Karmic iptables missing kernel moduyles on OpenVZ container
- by luison
After an unsuccessful p2v migration of my Ubuntu server to an OpenVZ container which I am stack with I thought I would give a try to a reinstall based on a clean OpenVZ template for Ubuntu 9.10 (from the OpenVZ wiki)
When I try to load my iptables rules on the VM machine I've been getting errors which I believe are related to kernel modules not being loaded on the VM from the /vz/XXX.conf template model.
I've been testing with a few post I've found but I was stack with the error:
WARNING: Deprecated config file /etc/modprobe.conf, all config files belong into /etc/modprobe.d/.

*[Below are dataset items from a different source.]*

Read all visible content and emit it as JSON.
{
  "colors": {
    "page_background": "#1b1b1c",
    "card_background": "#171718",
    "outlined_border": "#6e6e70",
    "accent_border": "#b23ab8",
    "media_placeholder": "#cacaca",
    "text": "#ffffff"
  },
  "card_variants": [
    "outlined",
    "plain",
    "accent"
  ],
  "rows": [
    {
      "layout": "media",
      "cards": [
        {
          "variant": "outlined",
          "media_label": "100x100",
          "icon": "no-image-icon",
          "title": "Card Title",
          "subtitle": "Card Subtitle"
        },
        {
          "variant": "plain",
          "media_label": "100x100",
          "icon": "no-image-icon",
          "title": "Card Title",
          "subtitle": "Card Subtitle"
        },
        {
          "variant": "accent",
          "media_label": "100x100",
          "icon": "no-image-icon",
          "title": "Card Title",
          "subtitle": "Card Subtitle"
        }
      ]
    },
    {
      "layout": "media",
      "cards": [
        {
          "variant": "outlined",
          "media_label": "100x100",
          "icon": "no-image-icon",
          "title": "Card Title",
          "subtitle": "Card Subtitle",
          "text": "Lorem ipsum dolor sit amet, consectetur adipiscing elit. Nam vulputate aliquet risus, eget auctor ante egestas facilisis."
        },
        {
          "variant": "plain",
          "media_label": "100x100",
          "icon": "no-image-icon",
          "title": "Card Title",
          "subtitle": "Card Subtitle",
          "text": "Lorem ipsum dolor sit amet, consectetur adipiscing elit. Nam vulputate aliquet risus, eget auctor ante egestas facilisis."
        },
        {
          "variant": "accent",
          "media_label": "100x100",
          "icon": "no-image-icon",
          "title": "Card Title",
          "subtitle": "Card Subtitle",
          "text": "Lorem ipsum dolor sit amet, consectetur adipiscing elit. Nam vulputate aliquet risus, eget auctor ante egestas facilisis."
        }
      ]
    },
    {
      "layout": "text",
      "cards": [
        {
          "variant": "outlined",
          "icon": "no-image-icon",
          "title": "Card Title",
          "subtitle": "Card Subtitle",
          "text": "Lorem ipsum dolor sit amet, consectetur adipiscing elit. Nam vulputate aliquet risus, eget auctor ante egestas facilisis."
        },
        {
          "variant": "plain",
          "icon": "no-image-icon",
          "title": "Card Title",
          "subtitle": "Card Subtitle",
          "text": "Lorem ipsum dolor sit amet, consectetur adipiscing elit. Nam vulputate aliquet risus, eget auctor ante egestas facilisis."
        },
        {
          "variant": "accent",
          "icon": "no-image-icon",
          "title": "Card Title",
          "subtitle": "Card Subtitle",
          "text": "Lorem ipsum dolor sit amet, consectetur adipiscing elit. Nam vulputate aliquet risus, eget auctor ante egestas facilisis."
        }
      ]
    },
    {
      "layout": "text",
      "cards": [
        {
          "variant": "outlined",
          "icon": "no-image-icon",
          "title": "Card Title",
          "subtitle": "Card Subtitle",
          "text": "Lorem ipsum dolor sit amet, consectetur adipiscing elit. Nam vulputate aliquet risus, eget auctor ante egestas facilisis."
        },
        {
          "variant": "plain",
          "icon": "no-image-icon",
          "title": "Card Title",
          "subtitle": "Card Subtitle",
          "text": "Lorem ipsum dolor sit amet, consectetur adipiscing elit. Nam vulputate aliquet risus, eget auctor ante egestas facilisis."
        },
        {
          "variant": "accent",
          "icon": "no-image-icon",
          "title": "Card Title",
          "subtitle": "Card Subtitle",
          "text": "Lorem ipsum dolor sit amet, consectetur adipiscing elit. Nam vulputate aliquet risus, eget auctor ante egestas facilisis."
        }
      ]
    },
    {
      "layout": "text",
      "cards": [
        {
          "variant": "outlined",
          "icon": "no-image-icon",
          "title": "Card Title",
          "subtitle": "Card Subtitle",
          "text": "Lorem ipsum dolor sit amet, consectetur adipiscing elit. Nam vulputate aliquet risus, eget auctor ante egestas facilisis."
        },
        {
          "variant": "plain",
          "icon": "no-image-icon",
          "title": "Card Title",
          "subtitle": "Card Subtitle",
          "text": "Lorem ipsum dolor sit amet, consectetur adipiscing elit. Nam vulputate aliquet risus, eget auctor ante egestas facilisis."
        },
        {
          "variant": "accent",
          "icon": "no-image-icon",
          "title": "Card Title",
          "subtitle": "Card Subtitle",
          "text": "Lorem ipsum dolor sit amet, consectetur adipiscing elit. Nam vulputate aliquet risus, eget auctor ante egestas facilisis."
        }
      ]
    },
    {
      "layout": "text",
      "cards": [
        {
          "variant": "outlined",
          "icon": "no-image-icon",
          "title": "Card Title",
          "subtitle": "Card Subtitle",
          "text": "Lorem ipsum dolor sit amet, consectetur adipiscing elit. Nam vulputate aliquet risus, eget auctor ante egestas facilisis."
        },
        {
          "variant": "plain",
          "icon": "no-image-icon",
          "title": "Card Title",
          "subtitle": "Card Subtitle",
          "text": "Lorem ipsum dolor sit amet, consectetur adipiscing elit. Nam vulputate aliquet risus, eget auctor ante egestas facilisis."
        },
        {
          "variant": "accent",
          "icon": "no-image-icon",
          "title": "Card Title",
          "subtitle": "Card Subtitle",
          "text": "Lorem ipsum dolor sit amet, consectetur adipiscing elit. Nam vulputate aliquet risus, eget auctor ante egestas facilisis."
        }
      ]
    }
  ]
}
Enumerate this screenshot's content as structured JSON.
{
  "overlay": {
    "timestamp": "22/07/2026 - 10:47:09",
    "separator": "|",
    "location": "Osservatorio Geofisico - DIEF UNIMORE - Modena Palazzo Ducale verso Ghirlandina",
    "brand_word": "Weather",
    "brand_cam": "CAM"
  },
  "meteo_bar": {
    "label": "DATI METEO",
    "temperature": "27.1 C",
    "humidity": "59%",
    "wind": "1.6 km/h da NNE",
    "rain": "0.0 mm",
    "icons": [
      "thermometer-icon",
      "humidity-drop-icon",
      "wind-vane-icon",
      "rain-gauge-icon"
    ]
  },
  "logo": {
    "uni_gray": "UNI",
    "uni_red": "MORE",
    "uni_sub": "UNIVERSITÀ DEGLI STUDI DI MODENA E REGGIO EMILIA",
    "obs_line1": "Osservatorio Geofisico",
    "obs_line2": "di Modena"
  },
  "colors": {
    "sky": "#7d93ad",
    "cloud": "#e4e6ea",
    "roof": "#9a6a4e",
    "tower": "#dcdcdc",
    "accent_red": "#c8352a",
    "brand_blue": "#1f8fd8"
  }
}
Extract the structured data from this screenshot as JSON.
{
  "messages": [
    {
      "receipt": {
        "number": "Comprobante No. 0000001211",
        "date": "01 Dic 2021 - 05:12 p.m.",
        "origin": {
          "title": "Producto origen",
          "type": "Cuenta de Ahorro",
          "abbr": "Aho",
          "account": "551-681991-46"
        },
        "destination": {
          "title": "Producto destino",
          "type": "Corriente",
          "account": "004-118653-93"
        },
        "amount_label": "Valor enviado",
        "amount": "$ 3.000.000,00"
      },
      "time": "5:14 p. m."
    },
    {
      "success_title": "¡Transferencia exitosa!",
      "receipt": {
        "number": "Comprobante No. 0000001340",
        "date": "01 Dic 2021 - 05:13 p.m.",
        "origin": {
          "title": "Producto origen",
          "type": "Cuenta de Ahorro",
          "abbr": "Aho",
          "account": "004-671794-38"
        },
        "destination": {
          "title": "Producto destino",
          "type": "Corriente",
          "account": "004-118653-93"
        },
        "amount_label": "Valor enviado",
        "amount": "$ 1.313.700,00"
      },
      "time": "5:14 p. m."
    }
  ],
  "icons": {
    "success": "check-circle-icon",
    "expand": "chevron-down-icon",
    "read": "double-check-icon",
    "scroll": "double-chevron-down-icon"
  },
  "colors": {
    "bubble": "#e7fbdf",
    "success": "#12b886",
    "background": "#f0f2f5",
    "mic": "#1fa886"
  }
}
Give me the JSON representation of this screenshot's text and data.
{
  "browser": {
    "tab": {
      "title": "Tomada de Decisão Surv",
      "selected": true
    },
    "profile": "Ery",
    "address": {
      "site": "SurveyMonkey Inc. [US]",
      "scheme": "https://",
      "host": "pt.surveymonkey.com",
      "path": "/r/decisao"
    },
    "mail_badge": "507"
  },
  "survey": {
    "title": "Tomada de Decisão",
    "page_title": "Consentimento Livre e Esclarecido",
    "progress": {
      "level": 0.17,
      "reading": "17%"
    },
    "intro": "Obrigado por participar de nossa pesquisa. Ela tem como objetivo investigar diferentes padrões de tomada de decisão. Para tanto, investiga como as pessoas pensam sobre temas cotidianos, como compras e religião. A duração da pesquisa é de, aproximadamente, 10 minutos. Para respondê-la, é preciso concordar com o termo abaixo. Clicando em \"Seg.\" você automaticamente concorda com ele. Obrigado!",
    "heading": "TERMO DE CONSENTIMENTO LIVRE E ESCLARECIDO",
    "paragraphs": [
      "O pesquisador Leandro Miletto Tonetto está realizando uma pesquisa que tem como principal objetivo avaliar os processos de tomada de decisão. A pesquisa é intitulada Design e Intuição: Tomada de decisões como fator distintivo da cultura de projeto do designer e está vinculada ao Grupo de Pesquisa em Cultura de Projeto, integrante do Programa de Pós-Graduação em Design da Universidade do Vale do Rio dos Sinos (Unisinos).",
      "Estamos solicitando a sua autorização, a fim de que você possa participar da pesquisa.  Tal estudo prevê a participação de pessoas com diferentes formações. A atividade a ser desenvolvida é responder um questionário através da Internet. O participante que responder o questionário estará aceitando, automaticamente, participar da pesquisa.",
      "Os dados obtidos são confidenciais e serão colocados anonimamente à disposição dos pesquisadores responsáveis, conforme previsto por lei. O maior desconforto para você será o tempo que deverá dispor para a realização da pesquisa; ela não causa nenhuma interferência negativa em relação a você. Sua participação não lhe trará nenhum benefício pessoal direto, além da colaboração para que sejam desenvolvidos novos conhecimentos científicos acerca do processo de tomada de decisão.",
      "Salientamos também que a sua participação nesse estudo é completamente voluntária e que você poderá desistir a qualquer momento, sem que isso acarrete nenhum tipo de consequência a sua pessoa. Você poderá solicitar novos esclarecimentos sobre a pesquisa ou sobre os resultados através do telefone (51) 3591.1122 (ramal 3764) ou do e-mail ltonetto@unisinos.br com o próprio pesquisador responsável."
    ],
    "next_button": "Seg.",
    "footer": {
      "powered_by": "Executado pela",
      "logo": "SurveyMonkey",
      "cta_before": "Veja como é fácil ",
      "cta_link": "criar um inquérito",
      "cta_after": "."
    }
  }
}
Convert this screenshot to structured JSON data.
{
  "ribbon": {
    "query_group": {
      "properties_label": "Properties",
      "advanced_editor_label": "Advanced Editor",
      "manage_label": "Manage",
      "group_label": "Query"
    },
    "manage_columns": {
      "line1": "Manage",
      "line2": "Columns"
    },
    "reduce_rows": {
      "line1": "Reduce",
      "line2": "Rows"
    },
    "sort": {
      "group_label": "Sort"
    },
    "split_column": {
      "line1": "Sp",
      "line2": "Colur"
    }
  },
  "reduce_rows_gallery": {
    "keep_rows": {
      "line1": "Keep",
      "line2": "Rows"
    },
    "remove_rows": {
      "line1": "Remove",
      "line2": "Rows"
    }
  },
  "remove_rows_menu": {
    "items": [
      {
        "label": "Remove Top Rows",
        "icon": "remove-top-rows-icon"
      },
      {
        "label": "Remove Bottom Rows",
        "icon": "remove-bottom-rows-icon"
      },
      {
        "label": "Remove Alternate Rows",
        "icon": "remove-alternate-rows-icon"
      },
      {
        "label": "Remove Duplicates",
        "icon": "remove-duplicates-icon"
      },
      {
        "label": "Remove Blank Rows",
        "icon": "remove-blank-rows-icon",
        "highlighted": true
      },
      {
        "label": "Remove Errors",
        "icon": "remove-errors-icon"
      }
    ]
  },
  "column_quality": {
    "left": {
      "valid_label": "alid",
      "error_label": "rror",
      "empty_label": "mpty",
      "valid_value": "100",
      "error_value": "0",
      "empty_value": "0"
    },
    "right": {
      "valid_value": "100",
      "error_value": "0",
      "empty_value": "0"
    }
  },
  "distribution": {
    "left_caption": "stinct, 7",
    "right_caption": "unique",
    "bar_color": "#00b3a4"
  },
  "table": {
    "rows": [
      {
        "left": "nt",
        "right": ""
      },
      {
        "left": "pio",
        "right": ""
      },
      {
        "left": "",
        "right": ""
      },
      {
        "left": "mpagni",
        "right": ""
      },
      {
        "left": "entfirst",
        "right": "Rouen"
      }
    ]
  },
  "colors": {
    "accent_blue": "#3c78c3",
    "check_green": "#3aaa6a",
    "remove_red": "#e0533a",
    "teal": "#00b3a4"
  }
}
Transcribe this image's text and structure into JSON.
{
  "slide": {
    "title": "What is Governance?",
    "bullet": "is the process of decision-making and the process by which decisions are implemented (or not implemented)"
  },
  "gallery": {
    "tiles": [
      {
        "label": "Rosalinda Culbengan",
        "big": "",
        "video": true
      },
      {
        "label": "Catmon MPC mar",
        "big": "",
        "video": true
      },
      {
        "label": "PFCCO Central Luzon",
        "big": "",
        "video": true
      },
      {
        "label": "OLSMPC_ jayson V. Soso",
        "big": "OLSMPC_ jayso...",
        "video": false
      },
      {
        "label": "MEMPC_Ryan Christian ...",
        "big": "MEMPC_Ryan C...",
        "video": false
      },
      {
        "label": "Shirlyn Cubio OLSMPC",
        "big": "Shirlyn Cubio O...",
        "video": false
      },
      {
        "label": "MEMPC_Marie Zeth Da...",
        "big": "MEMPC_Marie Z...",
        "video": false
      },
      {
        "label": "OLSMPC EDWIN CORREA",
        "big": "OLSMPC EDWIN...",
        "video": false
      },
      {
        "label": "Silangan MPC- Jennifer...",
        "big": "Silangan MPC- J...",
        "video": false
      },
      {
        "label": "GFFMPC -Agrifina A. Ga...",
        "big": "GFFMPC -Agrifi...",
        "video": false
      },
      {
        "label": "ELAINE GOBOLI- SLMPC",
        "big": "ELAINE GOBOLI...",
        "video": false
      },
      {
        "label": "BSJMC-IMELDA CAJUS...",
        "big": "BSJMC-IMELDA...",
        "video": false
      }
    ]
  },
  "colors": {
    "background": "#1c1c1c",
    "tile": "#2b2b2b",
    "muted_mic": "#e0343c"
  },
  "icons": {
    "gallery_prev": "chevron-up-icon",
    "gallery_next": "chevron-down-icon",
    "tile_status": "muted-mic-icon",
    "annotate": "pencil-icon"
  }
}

FATAL: Could not load /lib/modules/2.6.24-10-pve/modules.dep: No such file or directory
iptables-restore v1.4.4: iptables-restore: unable to initialize table 'raw'
Error occurred at line: 2
Try `iptables-restore -h' or 'iptables-restore --help' for more information.
I read about the template not loading all iptables modules so I added modules to the XXX.conf of the VZ virtual machine like this:
IPTABLES="ip_tables iptable_filter iptable_mangle ipt_limit ipt_multiport ipt_tos ipt_TOS ipt_REJECT ipt_TCPMSS ipt_tcpmss ipt_ttl ipt_LOG ipt_length ip_conntrack ip_conntrack_ftp ip_conntrack_irc ipt_conntrack ipt_state ipt_helper iptable_nat ip_nat_ftp ip_nat_irc"
As the error remained I read that I should build dependencies again on the virtual machine:
depmod -a but this returned an error:
WARNING: Couldn't open directory /lib/modules/2.6.24-10-pve: No such file or directory
FATAL: Could not open /lib/modules/2.6.24-10-pve/modules.dep.temp for writing: No such file or directory
So I read again about creating the directory empty and redoing "depmod -a" it.
I now don't get the dependancies error but get this and I don't have a clue how to proceed:
WARNING: Deprecated config file /etc/modprobe.conf, all config files belong into /etc/modprobe.d/.
FATAL: Module ip_tables not found.
iptables-restore v1.4.4: iptables-restore: unable to initialize table 'raw'
Error occurred at line: 2
Try `iptables-restore -h' or 'iptables-restore --help' for more information.
I understand that iptables rules have to be different on the VM machine and perhaps some of the rules we are trying to apply (from our physical server) are not compatible but these are just source IP and destination port checks that I would like to be able to have available . I've heard that on the CentOS template there are no issues with this, so I understand is to do with VM config.
Any help would be greatly appreciated.